Crônica: A Sombra da Mangueira

o mundo parece caber inteiro num pedaço de quintal.

Tem um banco de madeira lá no quintal que já se moldou ao meu jeito de sentar. Tá meio gasto, meio torto, mas parece que ele me espera. Fica embaixo da mangueira, que espalha uma sombra boa, dessas que abraçam sem pedir nada em troca. Ali, o tempo desacelera. Parece que o mundo tira férias por uns minutos.

As folhas da mangueira são grandes, verdes de um jeito que só o verão entende. Elas se mexem com o vento, como se estivessem dançando sem plateia. O sol, meio brincalhão, se esconde entre os galhos e desenha formas no chão de terra. O ar tem cheiro de fruta doce, e às vezes uma manga despenca com um “toc” seco — como se a árvore dissesse: “tô viva, viu?”

Do outro lado da cerca, uma criança corre descalça, rindo de alguma coisa que só ela sabe. O vizinho tá lá, varrendo a calçada, e o som da vassoura se mistura com o canto dos passarinhos. Um gato atravessa devagar, com aquele jeito de quem não tem pressa pra nada.

Fico pensando no tempo. Pra criança, a tarde parece que nunca vai acabar. Pro vizinho, é só mais uma tarefa antes do jantar. Pra mim, é um presente raro, desses que a gente guarda sem saber onde.

A mangueira já viu muita coisa — sol forte, chuva de repente, talvez até umas conversas que ninguém mais lembra. Acho que por isso ela oferece essa sombra tão boa. Ela entende que tudo passa, que a vida tem seus altos e baixos, e que às vezes só o silêncio resolve.

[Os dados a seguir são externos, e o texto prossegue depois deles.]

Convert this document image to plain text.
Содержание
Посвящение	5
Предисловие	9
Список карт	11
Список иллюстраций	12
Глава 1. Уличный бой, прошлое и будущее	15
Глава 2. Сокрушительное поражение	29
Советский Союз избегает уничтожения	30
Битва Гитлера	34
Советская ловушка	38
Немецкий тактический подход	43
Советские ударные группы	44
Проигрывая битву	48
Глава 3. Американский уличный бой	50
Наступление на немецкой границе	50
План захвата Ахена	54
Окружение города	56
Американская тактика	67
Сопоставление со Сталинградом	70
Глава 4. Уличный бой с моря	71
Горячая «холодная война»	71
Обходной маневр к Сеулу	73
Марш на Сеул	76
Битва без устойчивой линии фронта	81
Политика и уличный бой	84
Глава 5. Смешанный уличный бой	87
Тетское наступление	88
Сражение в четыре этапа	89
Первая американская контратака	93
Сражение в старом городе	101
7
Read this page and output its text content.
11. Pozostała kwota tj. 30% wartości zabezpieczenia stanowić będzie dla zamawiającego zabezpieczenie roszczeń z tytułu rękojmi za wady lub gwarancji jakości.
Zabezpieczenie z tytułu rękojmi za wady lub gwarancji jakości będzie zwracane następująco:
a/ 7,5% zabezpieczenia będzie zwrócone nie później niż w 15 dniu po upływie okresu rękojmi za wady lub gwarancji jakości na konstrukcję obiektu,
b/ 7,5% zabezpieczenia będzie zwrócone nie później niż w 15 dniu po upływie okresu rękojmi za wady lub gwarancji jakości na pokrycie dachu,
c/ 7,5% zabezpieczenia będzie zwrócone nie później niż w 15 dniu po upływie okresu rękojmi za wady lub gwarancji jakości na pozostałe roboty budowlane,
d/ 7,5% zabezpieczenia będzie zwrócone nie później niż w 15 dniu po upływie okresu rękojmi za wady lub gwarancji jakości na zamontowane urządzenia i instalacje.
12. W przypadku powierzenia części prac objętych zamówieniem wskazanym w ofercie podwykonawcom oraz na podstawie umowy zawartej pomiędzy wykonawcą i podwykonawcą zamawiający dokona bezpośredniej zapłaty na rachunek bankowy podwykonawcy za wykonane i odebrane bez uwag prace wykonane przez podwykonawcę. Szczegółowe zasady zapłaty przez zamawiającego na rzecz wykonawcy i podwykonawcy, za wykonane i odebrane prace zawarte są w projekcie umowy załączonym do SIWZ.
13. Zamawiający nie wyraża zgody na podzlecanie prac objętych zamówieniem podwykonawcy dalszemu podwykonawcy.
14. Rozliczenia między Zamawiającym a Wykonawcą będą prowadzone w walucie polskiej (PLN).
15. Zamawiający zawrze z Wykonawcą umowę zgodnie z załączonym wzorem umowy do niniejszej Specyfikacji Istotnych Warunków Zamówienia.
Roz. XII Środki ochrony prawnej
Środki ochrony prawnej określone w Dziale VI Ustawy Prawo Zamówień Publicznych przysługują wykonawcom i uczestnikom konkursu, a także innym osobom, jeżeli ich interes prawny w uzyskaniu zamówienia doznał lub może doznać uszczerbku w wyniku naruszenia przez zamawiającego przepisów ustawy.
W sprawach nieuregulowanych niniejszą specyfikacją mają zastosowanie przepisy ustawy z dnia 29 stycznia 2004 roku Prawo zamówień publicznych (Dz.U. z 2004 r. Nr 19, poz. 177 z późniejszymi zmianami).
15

E aí, sentada ali, percebo que não são só os grandes momentos que contam. Tem também esses instantes pequenos, quase invisíveis, que acabam virando parte da nossa história. Como esse agora, em que o mundo inteiro parece caber nesse pedacinho de quintal.

Quando levanto pra voltar pro corre do dia, levo comigo uma certeza tranquila: sempre que eu precisar, a sombra da mangueira vai estar lá. Não só pra refrescar, mas pra lembrar que viver também é saber parar.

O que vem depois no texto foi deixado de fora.